Results: Fifty features were classified based on their ICC values, which were found in the range from 0.1 to 0.86, in three categories: high, intermediate, and low. Ten features extracted from second and high-order matrices showed large ICC ≥ 0.70. Seventeen features presented intermediate 0.5 ≤ ICC ≤ 0.65 and the remaining twenty three presented low ICC ≤ 0.45.
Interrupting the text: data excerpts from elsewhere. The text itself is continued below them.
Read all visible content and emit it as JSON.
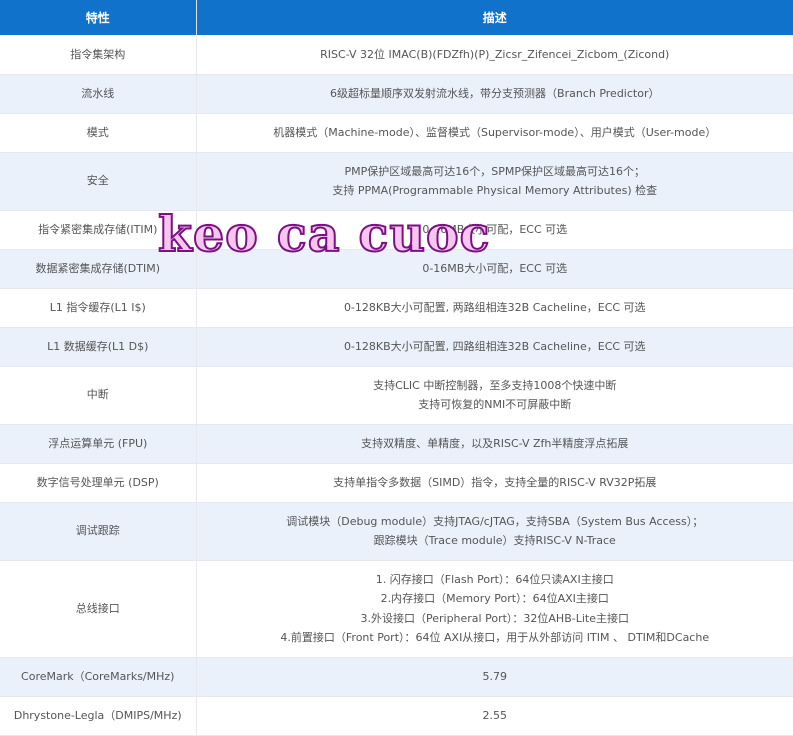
{
  "table": {
    "header": {
      "feature": "特性",
      "description": "描述"
    },
    "rows": [
      {
        "feature": "指令集架构",
        "lines": [
          "RISC-V 32位 IMAC(B)(FDZfh)(P)_Zicsr_Zifencei_Zicbom_(Zicond)"
        ]
      },
      {
        "feature": "流水线",
        "lines": [
          "6级超标量顺序双发射流水线，带分支预测器（Branch Predictor）"
        ]
      },
      {
        "feature": "模式",
        "lines": [
          "机器模式（Machine-mode）、监督模式（Supervisor-mode）、用户模式（User-mode）"
        ]
      },
      {
        "feature": "安全",
        "lines": [
          "PMP保护区域最高可达16个，SPMP保护区域最高可达16个；",
          "支持 PPMA(Programmable Physical Memory Attributes) 检查"
        ]
      },
      {
        "feature": "指令紧密集成存储(ITIM)",
        "lines": [
          "0-16MB大小可配，ECC 可选"
        ]
      },
      {
        "feature": "数据紧密集成存储(DTIM)",
        "lines": [
          "0-16MB大小可配，ECC 可选"
        ]
      },
      {
        "feature": "L1 指令缓存(L1 I$)",
        "lines": [
          "0-128KB大小可配置, 两路组相连32B Cacheline，ECC 可选"
        ]
      },
      {
        "feature": "L1 数据缓存(L1 D$)",
        "lines": [
          "0-128KB大小可配置, 四路组相连32B Cacheline，ECC 可选"
        ]
      },
      {
        "feature": "中断",
        "lines": [
          "支持CLIC 中断控制器，至多支持1008个快速中断",
          "支持可恢复的NMI不可屏蔽中断"
        ]
      },
      {
        "feature": "浮点运算单元 (FPU)",
        "lines": [
          "支持双精度、单精度，以及RISC-V Zfh半精度浮点拓展"
        ]
      },
      {
        "feature": "数字信号处理单元 (DSP)",
        "lines": [
          "支持单指令多数据（SIMD）指令，支持全量的RISC-V RV32P拓展"
        ]
      },
      {
        "feature": "调试跟踪",
        "lines": [
          "调试模块（Debug module）支持JTAG/cJTAG，支持SBA（System Bus Access）；",
          "跟踪模块（Trace module）支持RISC-V N-Trace"
        ]
      },
      {
        "feature": "总线接口",
        "lines": [
          "1. 闪存接口（Flash Port）：64位只读AXI主接口",
          "2.内存接口（Memory Port）：64位AXI主接口",
          "3.外设接口（Peripheral Port）：32位AHB-Lite主接口",
          "4.前置接口（Front Port）：64位 AXI从接口，用于从外部访问 ITIM 、 DTIM和DCache"
        ]
      },
      {
        "feature": "CoreMark（CoreMarks/MHz)",
        "lines": [
          "5.79"
        ]
      },
      {
        "feature": "Dhrystone-Legla（DMIPS/MHz)",
        "lines": [
          "2.55"
        ]
      }
    ]
  },
  "watermark": {
    "text": "keo ca cuoc"
  }
}
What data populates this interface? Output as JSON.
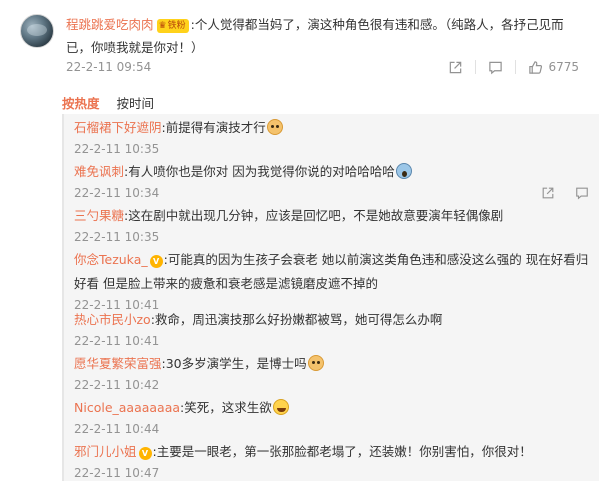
{
  "main_comment": {
    "username": "程跳跳爱吃肉肉",
    "badge_label": "铁粉",
    "text": ":个人觉得都当妈了，演这种角色很有违和感。（纯路人，各抒己见而已，你喷我就是你对！）",
    "time": "22-2-11 09:54",
    "like_count": "6775",
    "icons": [
      "share-icon",
      "comment-icon",
      "like-icon"
    ]
  },
  "sort_tabs": {
    "hot": "按热度",
    "time": "按时间"
  },
  "replies": [
    {
      "user": "石榴裙下好遮阴",
      "text": ":前提得有演技才行",
      "time": "22-2-11 10:35",
      "emoji": "doge-emoji"
    },
    {
      "user": "难免讽刺",
      "text": ":有人喷你也是你对 因为我觉得你说的对哈哈哈哈",
      "time": "22-2-11 10:34",
      "emoji": "scream-emoji"
    },
    {
      "user": "三勺果糖",
      "text": ":这在剧中就出现几分钟，应该是回忆吧，不是她故意要演年轻偶像剧",
      "time": "22-2-11 10:35"
    },
    {
      "user": "你念Tezuka_",
      "text": ":可能真的因为生孩子会衰老 她以前演这类角色违和感没这么强的 现在好看归好看 但是脸上带来的疲惫和衰老感是滤镜磨皮遮不掉的",
      "time": "22-2-11 10:41",
      "vip": true
    },
    {
      "user": "热心市民小zo",
      "text": ":救命，周迅演技那么好扮嫩都被骂，她可得怎么办啊",
      "time": "22-2-11 10:41"
    },
    {
      "user": "愿华夏繁荣富强",
      "text": ":30多岁演学生，是博士吗",
      "time": "22-2-11 10:42",
      "emoji": "doge-emoji"
    },
    {
      "user": "Nicole_aaaaaaaa",
      "text": ":笑死，这求生欲",
      "time": "22-2-11 10:44",
      "emoji": "laugh-emoji"
    },
    {
      "user": "邪门儿小姐",
      "text": ":主要是一眼老，第一张那脸都老塌了，还装嫩！你别害怕，你很对！",
      "time": "22-2-11 10:47",
      "vip": true
    }
  ],
  "colors": {
    "username": "#eb7350",
    "time": "#939393",
    "reply_bg": "#f5f5f5"
  }
}
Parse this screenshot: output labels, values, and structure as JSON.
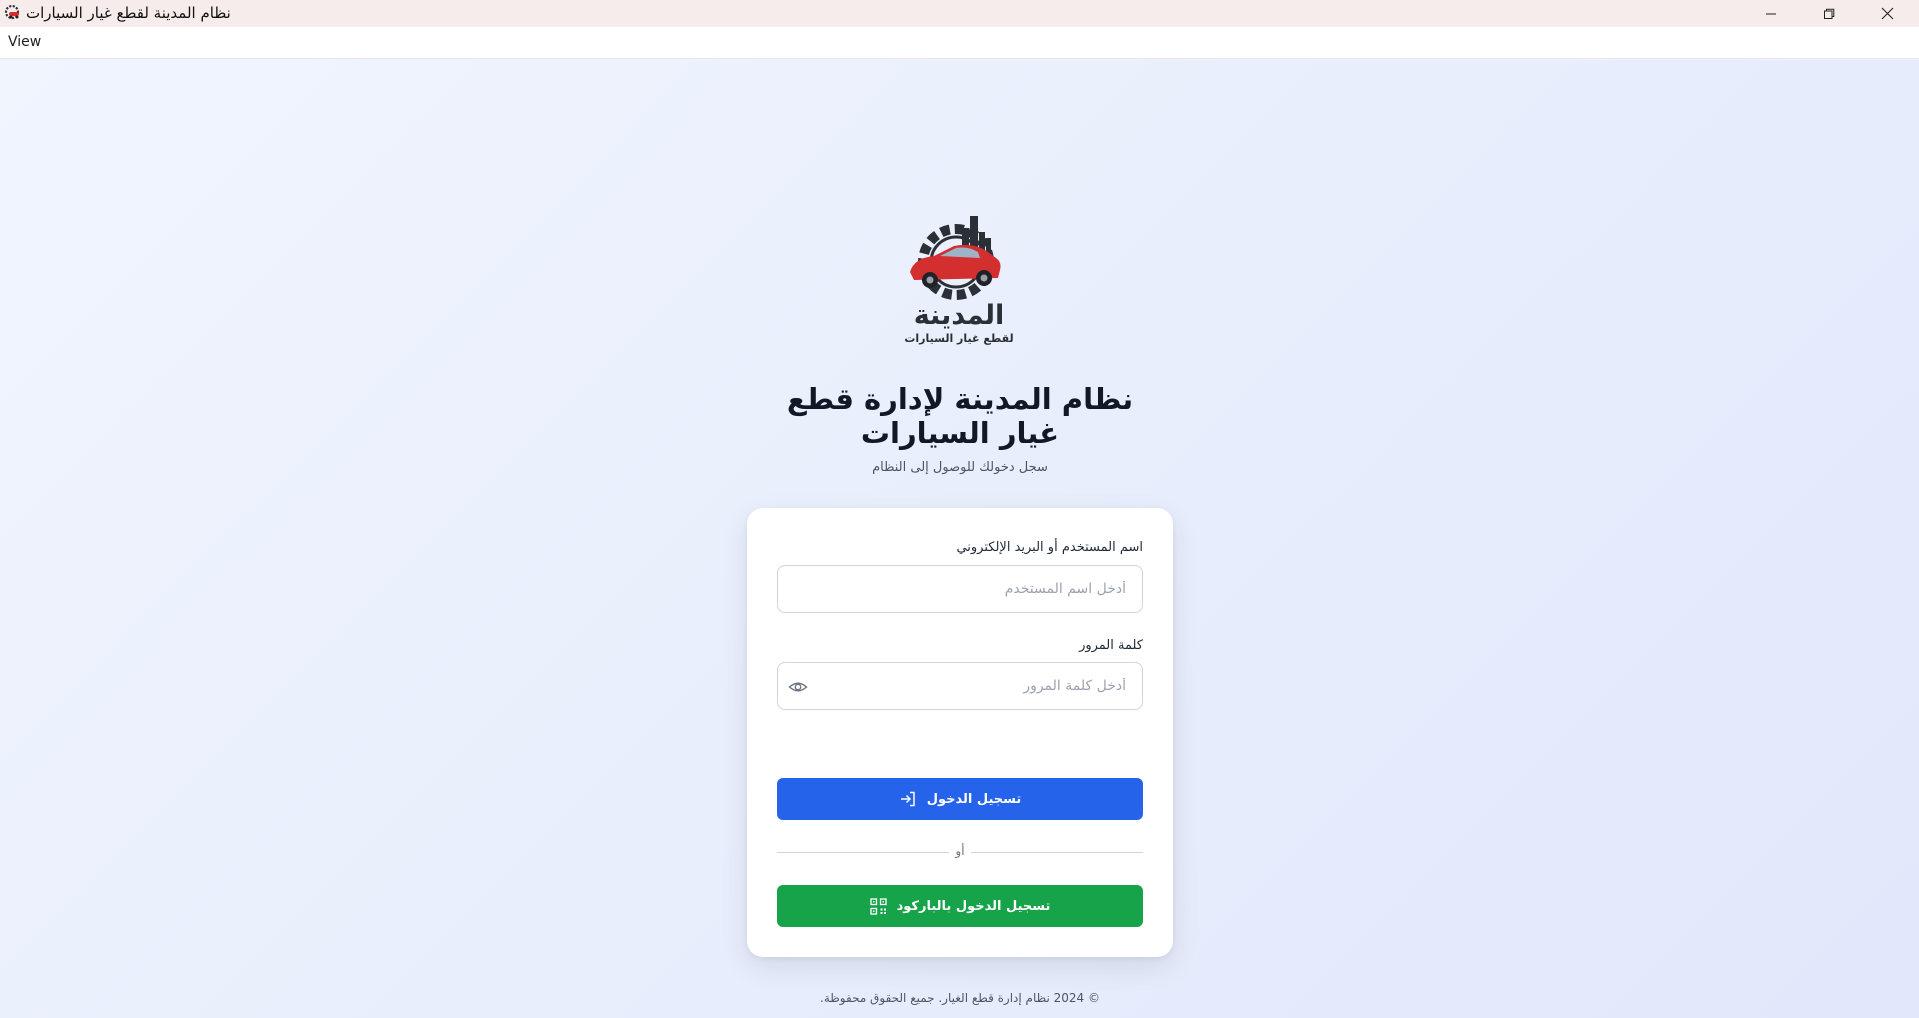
{
  "window": {
    "title": "نظام المدينة لقطع غيار السيارات",
    "app_icon": "car-gear-icon",
    "controls": {
      "minimize": "minimize-icon",
      "maximize": "restore-icon",
      "close": "close-icon"
    }
  },
  "menubar": {
    "items": [
      {
        "label": "View"
      }
    ]
  },
  "brand": {
    "logo_icon": "car-gear-city-logo",
    "logo_text_main": "المدينة",
    "logo_text_sub": "لقطع غيار السيارات"
  },
  "page": {
    "title": "نظام المدينة لإدارة قطع غيار السيارات",
    "subtitle": "سجل دخولك للوصول إلى النظام"
  },
  "form": {
    "username": {
      "label": "اسم المستخدم أو البريد الإلكتروني",
      "value": "",
      "placeholder": "أدخل اسم المستخدم"
    },
    "password": {
      "label": "كلمة المرور",
      "value": "",
      "placeholder": "أدخل كلمة المرور",
      "toggle_icon": "eye-icon"
    },
    "login_button": {
      "label": "تسجيل الدخول",
      "icon": "login-icon"
    },
    "divider_text": "أو",
    "barcode_button": {
      "label": "تسجيل الدخول بالباركود",
      "icon": "qr-code-icon"
    }
  },
  "footer": {
    "text": "© 2024 نظام إدارة قطع الغيار. جميع الحقوق محفوظة."
  },
  "colors": {
    "primary": "#2563eb",
    "success": "#16a34a",
    "background": "#eef2fb",
    "card": "#ffffff",
    "titlebar": "#f6ecec"
  }
}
Conclusion: Features with large ICC values could be reliable candidates for quantification as they lead to similar results from both imaging modalities. Features with small ICC indicates a lack of correlation. Therefore, the use of these features as a quantitative measure will lead to different assessments of the same lesion depending on the imaging modality from where they are extracted. This study shows the importance of the need for further investigation and standardization of features across multiple imaging modalities.